Breaking Our Labels

I am preparing to teach my Ethics course next week at my local university, and I again will be ramping up my vein of no holds barred conversation facilitation.

I keep thinking about the spectrum of arguments I have been hearing this past year in digital and face to face arenas, with the constant hammering of labels. The conclusion that family, friends and associates and I have been arriving is that labels must be broken if we are going to have true, honest, and authentic discourse.

This continuous holding of left and right, Democrat and Republican, liberal and conservative, anti-this and pro-that has done nothing to stimulate deeper dialogue, and find ways to discover solutions that benefit all of us.

The thing is, we know this, yet, we cannot seem to break away from it. Our labels become self-reinforcing by our need to establish something different. We keep referring to these labels in order to demonstrate how different we are, and what we end up doing is spending time talking about those labels, and end up not getting to the place we want to be.

And I am not saying this dispassionately. I know that I have a handsome degree of culpability. I have helped to perpetuate this, and even the work I am doing to break away brings me back to this dynamic from time to time. It takes a lot of practice to simply talk about an issue without discussing the sides involved, which invariably is only two.
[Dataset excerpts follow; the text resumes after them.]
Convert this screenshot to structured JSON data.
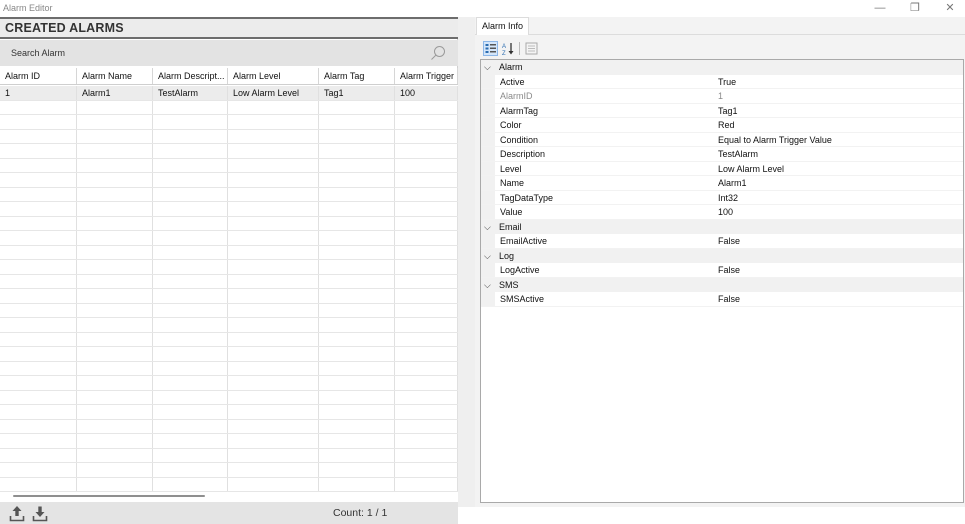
{
  "window": {
    "title": "Alarm Editor",
    "minimize_glyph": "—",
    "restore_glyph": "❐",
    "close_glyph": "✕"
  },
  "alarms_panel": {
    "title": "CREATED ALARMS",
    "search_placeholder": "Search Alarm",
    "columns": [
      "Alarm ID",
      "Alarm Name",
      "Alarm Descript...",
      "Alarm Level",
      "Alarm Tag",
      "Alarm Trigger"
    ],
    "rows": [
      [
        "1",
        "Alarm1",
        "TestAlarm",
        "Low Alarm Level",
        "Tag1",
        "100"
      ]
    ],
    "count_label": "Count: 1 / 1"
  },
  "alarm_info": {
    "tab_label": "Alarm Info",
    "categories": [
      {
        "name": "Alarm",
        "properties": [
          {
            "name": "Active",
            "value": "True",
            "disabled": false
          },
          {
            "name": "AlarmID",
            "value": "1",
            "disabled": true
          },
          {
            "name": "AlarmTag",
            "value": "Tag1",
            "disabled": false
          },
          {
            "name": "Color",
            "value": "Red",
            "disabled": false
          },
          {
            "name": "Condition",
            "value": "Equal to Alarm Trigger Value",
            "disabled": false
          },
          {
            "name": "Description",
            "value": "TestAlarm",
            "disabled": false
          },
          {
            "name": "Level",
            "value": "Low Alarm Level",
            "disabled": false
          },
          {
            "name": "Name",
            "value": "Alarm1",
            "disabled": false
          },
          {
            "name": "TagDataType",
            "value": "Int32",
            "disabled": false
          },
          {
            "name": "Value",
            "value": "100",
            "disabled": false
          }
        ]
      },
      {
        "name": "Email",
        "properties": [
          {
            "name": "EmailActive",
            "value": "False",
            "disabled": false
          }
        ]
      },
      {
        "name": "Log",
        "properties": [
          {
            "name": "LogActive",
            "value": "False",
            "disabled": false
          }
        ]
      },
      {
        "name": "SMS",
        "properties": [
          {
            "name": "SMSActive",
            "value": "False",
            "disabled": false
          }
        ]
      }
    ]
  },
  "icons": {
    "search": "search-icon",
    "export": "upload-icon",
    "import": "download-icon",
    "categorized": "categorized-icon",
    "alphabetical": "sort-alphabetical-icon",
    "property_pages": "property-pages-icon",
    "expander": "chevron-down-icon"
  },
  "colors": {
    "header_border": "#6d6d6d",
    "search_background": "#e3e3e3",
    "selected_row": "#ececec",
    "toolbar_active": "#d4e6fa",
    "icon_gray": "#555555"
  }
}
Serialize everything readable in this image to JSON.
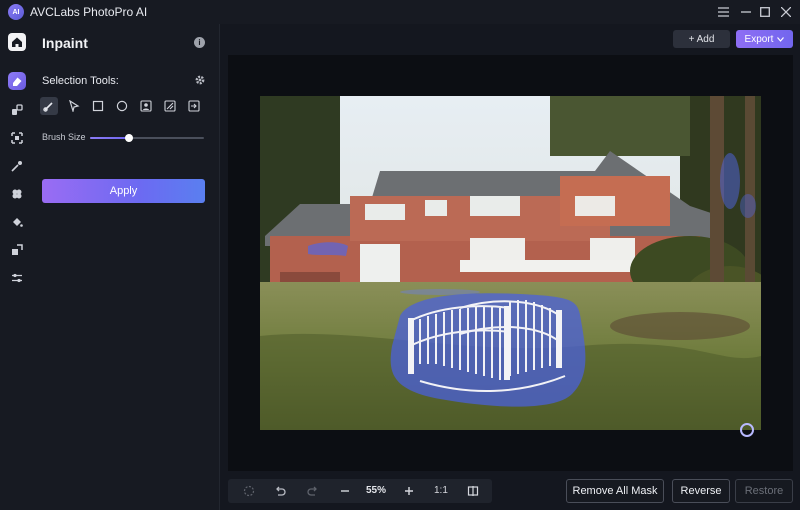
{
  "app": {
    "title": "AVCLabs PhotoPro AI",
    "logo_text": "AI"
  },
  "window": {
    "minimize": "–",
    "maximize": "□",
    "close": "✕",
    "menu": "≡"
  },
  "panel": {
    "title": "Inpaint",
    "section_label": "Selection Tools:",
    "brush_label": "Brush Size",
    "brush_size_fraction": 0.34,
    "apply_label": "Apply"
  },
  "header": {
    "add_label": "+ Add",
    "export_label": "Export"
  },
  "toolbar": {
    "zoom": "55%",
    "ratio": "1:1"
  },
  "actions": {
    "remove_all_mask": "Remove All Mask",
    "reverse": "Reverse",
    "restore": "Restore"
  },
  "colors": {
    "accent": "#7c6af2",
    "mask": "#4a5fe0"
  }
}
It is unfortunate, because we fail in our effort to find multiple sides because that becomes the journey into the unknown, something of which we are not comfortable. So we revert to our comfort zone.

I will be challenging my students to evaluate as objectively as possible the entire spectrum of an issue, but can I really accomplish this? So far the voices that I will present are ones that are accessible to the mainstream public. How much am I able, or willing to stretch beyond that which is palatable to me to provide my students with multiple voices?

Of course there are time constraints. It is only a 15-week course, and there is much to accomplish. But I want to advance the notion of breaking labels, and going beyond their comfort zone to see things in ways they haven’t before.

I am attempting to do this with my blog posts. I feel like I’ve only just begun in this process. In order for me to stretch and expand, I must delve deeper, and take more risks. That also means I will risk offending people with my offerings as a result of what I discover and contemplate. But if I am to grow I must.

It is human to categorize, to label, to identify. It is what allows us to understand this world and how we function in it. That is healthy. Our rhetorical tearing of each other simply to make a point, or win an argument is not only toxic, but destructive.

But is it in our nature to destroy ourselves, as Arnold Schwarzenegger stated in Terminator 2?

I do not know. I also do not have an answer to this escalating problem of polarization by labels. It seems that it is worsening. Hopefully there will be a pendulum swing back to a semblance of civility – if it ever truly existed in the first place – instead of the conflict scaffolding that is occurring now.

Perhaps we can all begin a practice at the beginning of every conversation. Let’s tell the persons, or people in front of us, how about we set aside all of our labels and agree to not bring them up at any point?

It would be a Herculean effort, because we are inundated with social and network media that churn out this stuff like well-oiled machines, and we are so connected to them it feels as if they have become part of our DNA.

But they are not. They are our creation, so we can re-create them to fit our needs. Think about it, we are 350 million in this nation, so we outnumber the media, and it is the media that feeds upon us, so why don’t we give them different food?

I think we can do it. It’s like a muscle. As we practice we get stronger, until we master our new media language. We configure new digital speak. We make the new algorithms. We establish the new idioms.

A daily practice of label breaking may be the most liberating thing we can do in our lives.